Person, Organization, Address, Location, Date, Duration, Money
For all the search elements that look for named entities, you can specify the following properties:
- Entities: entity type. If you change the type, the icon against the search element will be updated automatically.
- Instances: the number of instances. Either the first one or all instances found can be extracted.
Value from Dictionary
For a dictionary phrase, specify:
- Text source: a TXT file with a list of words or phrases to find, one variant per line.
- Use morphology: turn on this option to look for all word forms.
- Instances: the number of instances. Either the first one or all detected instances can be extracted.
Value from Regular Expression
For a regular expression, specify:
- Regular expression: a regular expression that defines the search. The program uses the PCRE2 regular expression syntax.
- Search for parts of words: turn on this option to find the matches even if they are not separated by spaces from the rest of the text.
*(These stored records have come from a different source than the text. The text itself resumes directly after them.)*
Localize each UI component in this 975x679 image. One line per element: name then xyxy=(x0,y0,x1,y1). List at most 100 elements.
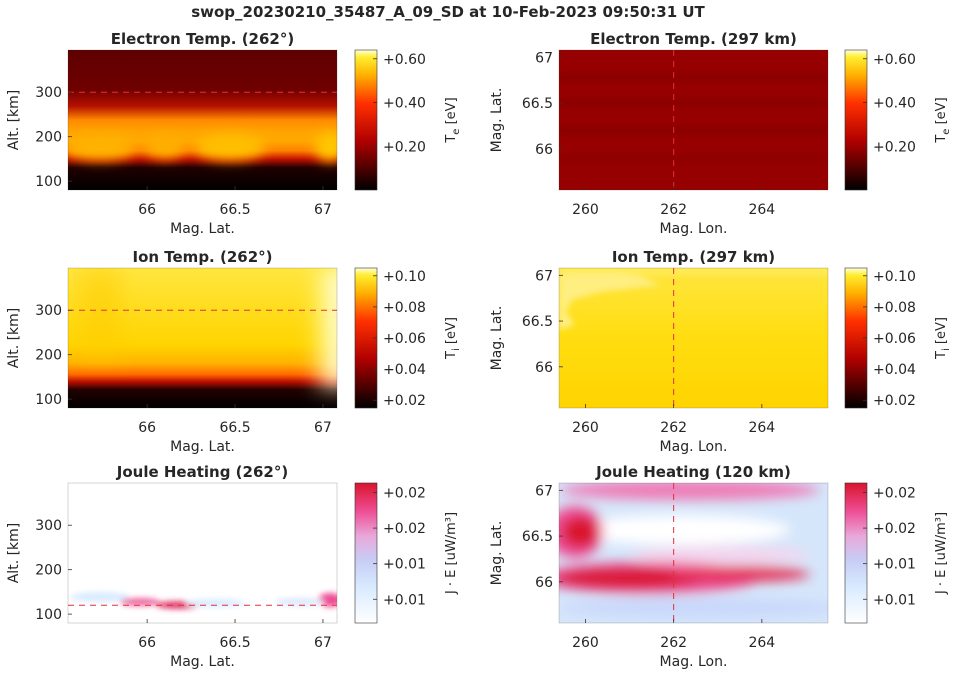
colorbar-tick-label: +0.60 xyxy=(383,52,426,68)
y-tick-label: 66.5 xyxy=(522,529,553,545)
colorbar-label: J · E [uW/m³] xyxy=(444,512,459,595)
colorbar-label: Te [eV] xyxy=(934,97,952,143)
colorbar-tick-label: +0.01 xyxy=(383,557,426,573)
heatmap-bands xyxy=(559,74,828,163)
heatmap-features xyxy=(80,268,337,388)
x-tick-label: 67 xyxy=(314,635,332,651)
x-axis-label: Mag. Lat. xyxy=(170,439,235,455)
y-axis-label: Mag. Lat. xyxy=(489,306,505,371)
x-tick-label: 260 xyxy=(572,420,599,436)
colorbar-tick-label: +0.10 xyxy=(383,269,426,285)
colorbar-tick-label: +0.06 xyxy=(383,331,426,347)
x-axis-label: Mag. Lon. xyxy=(660,654,728,670)
y-axis-label: Mag. Lat. xyxy=(489,88,505,153)
colorbar-tick-label: +0.60 xyxy=(873,52,916,68)
colorbar-tick-label: +0.01 xyxy=(383,592,426,608)
colorbar-tick-label: +0.04 xyxy=(873,362,916,378)
x-axis-label: Mag. Lat. xyxy=(170,654,235,670)
chart-title: Joule Heating (120 km) xyxy=(595,463,791,481)
panel-electron-temp-altitude xyxy=(68,50,337,190)
colorbar-tick-label: +0.04 xyxy=(383,362,426,378)
x-axis-label: Mag. Lon. xyxy=(660,439,728,455)
x-tick-label: 260 xyxy=(572,635,599,651)
heatmap-field xyxy=(68,50,337,190)
colorbar-label: Ti [eV] xyxy=(444,317,462,360)
x-tick-label: 67 xyxy=(314,420,332,436)
colorbar-tick-label: +0.06 xyxy=(873,331,916,347)
x-tick-label: 262 xyxy=(660,202,687,218)
y-tick-label: 67 xyxy=(535,483,553,499)
y-tick-label: 300 xyxy=(35,303,62,319)
x-tick-label: 66 xyxy=(138,420,156,436)
colorbar-tick-label: +0.02 xyxy=(383,485,426,501)
colorbar-tick-label: +0.02 xyxy=(873,393,916,409)
chart-title: Ion Temp. (297 km) xyxy=(612,248,775,266)
y-tick-label: 100 xyxy=(35,607,62,623)
y-tick-label: 200 xyxy=(35,130,62,146)
x-tick-label: 264 xyxy=(748,420,775,436)
heatmap-features xyxy=(559,268,828,330)
plot-frame xyxy=(67,482,338,624)
x-tick-label: 262 xyxy=(660,635,687,651)
heatmap-features xyxy=(559,483,828,618)
colorbar-label: Te [eV] xyxy=(444,97,462,143)
y-tick-label: 200 xyxy=(35,563,62,579)
panel-ion-temp-altitude xyxy=(68,268,337,408)
colorbar-tick-label: +0.20 xyxy=(383,139,426,155)
colorbar xyxy=(844,49,868,191)
chart-title: Joule Heating (262°) xyxy=(116,463,288,481)
x-tick-label: 66.5 xyxy=(219,420,250,436)
colorbar-tick-label: +0.40 xyxy=(383,96,426,112)
panel-joule-altitude xyxy=(68,483,337,623)
chart-1: Electron Temp. (297 km) 260 262 264 66 66.5 67… xyxy=(489,30,952,237)
colorbar-tick-label: +0.10 xyxy=(873,269,916,285)
plot-frame xyxy=(558,267,829,409)
figure-title: swop_20230210_35487_A_09_SD at 10-Feb-20… xyxy=(191,3,705,21)
plot-frame xyxy=(67,267,338,409)
chart-4: Joule Heating (262°) 66 66.5 67 100 200 300 Mag… xyxy=(6,463,459,670)
x-tick-label: 66 xyxy=(138,202,156,218)
colorbar-tick-label: +0.40 xyxy=(873,96,916,112)
colorbar-tick-label: +0.02 xyxy=(383,393,426,409)
x-tick-label: 260 xyxy=(572,202,599,218)
y-tick-label: 300 xyxy=(35,518,62,534)
x-tick-label: 66 xyxy=(138,635,156,651)
x-tick-label: 67 xyxy=(314,202,332,218)
y-tick-label: 100 xyxy=(35,392,62,408)
y-axis-label: Alt. [km] xyxy=(6,308,22,369)
y-tick-label: 300 xyxy=(35,85,62,101)
colorbar-tick-label: +0.01 xyxy=(873,592,916,608)
colorbar-tick-label: +0.01 xyxy=(873,557,916,573)
x-tick-label: 66.5 xyxy=(219,202,250,218)
colorbar-tick-label: +0.02 xyxy=(383,521,426,537)
colorbar-tick-label: +0.08 xyxy=(383,300,426,316)
chart-title: Electron Temp. (297 km) xyxy=(590,30,797,48)
y-tick-label: 200 xyxy=(35,348,62,364)
colorbar-tick-label: +0.20 xyxy=(873,139,916,155)
colorbar-label: Ti [eV] xyxy=(934,317,952,360)
y-tick-label: 67 xyxy=(535,50,553,66)
y-tick-label: 66.5 xyxy=(522,96,553,112)
heatmap-hotspots xyxy=(68,133,337,161)
heatmap-field xyxy=(559,50,828,190)
chart-3: Ion Temp. (297 km) 260 262 264 66 66.5 67 Mag. … xyxy=(489,248,952,455)
x-axis-label: Mag. Lon. xyxy=(660,221,728,237)
x-tick-label: 264 xyxy=(748,635,775,651)
x-tick-label: 66.5 xyxy=(219,635,250,651)
y-tick-label: 66.5 xyxy=(522,314,553,330)
colorbar-tick-label: +0.08 xyxy=(873,300,916,316)
chart-2: Ion Temp. (262°) 66 66.5 67 100 200 300 Mag. La… xyxy=(6,248,462,455)
plot-frame xyxy=(558,49,829,191)
x-axis-label: Mag. Lat. xyxy=(170,221,235,237)
x-tick-label: 264 xyxy=(748,202,775,218)
chart-overlay: Electron Temp. (262°) 66 66.5 67 100 200 300 Ma… xyxy=(6,30,952,670)
chart-5: Joule Heating (120 km) 260 262 264 66 66.5 67 M… xyxy=(489,463,949,670)
chart-title: Ion Temp. (262°) xyxy=(132,248,272,266)
x-tick-label: 262 xyxy=(660,420,687,436)
y-tick-label: 66 xyxy=(535,360,553,376)
colorbar xyxy=(844,482,868,624)
y-tick-label: 66 xyxy=(535,142,553,158)
colorbar xyxy=(354,482,378,624)
y-axis-label: Alt. [km] xyxy=(6,523,22,584)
- Instances: the number of instances. Either the first one or all detected instances can be extracted.
Text
For a text search element, click the edit icon and enter a list of words or phrases to find, or click on the document image to add recognized words from the document.
Unlike the Value from Dictionary search element, keywords are listed directly instead of in a TXT file, and you also have the option to allow for some recognition errors.
- Text source: a list of words or phrases to find, one variant per line.
- Use morphology: turn on this option to look for all word forms.
- Allowed errors: the percentage or the number of differing characters that will still allow the text to be found. May be helpful in case of recognition errors.
Note: This option will not be available if you turn on the Use morphology option.
- Instances: the number of instances. Either the first one or all detected instances can be extracted.
Where to search
The Where to search section is identical for all elements. In this section, you can narrow down the area where the program will look for the search element. In the following settings, you can use the search elements located above the current element in the list:
- Search in: the search element is located either within the Whole Document or inside another search element.
Example: Look for the organization name in the preamble of the document.
-
After: the search element is located after another search element in the recognized text.
- Search in the same sentence: turn on this option to find the element within the same sentence.
Example: Look for the role of the organization after its name within the same sentence.
-
Before: the search element is located before another search element in the recognized text.
- Search in the same sentence: turn on this option to find the element within the same sentence.
For example, if you are looking for somebody’s date of birth, you can first create an auxiliary search element with the “born” keyword, then specify that the Date entity is located somewhere after this keyword within the same sentence.
You can add multiple After and Before elements, refining your search still more.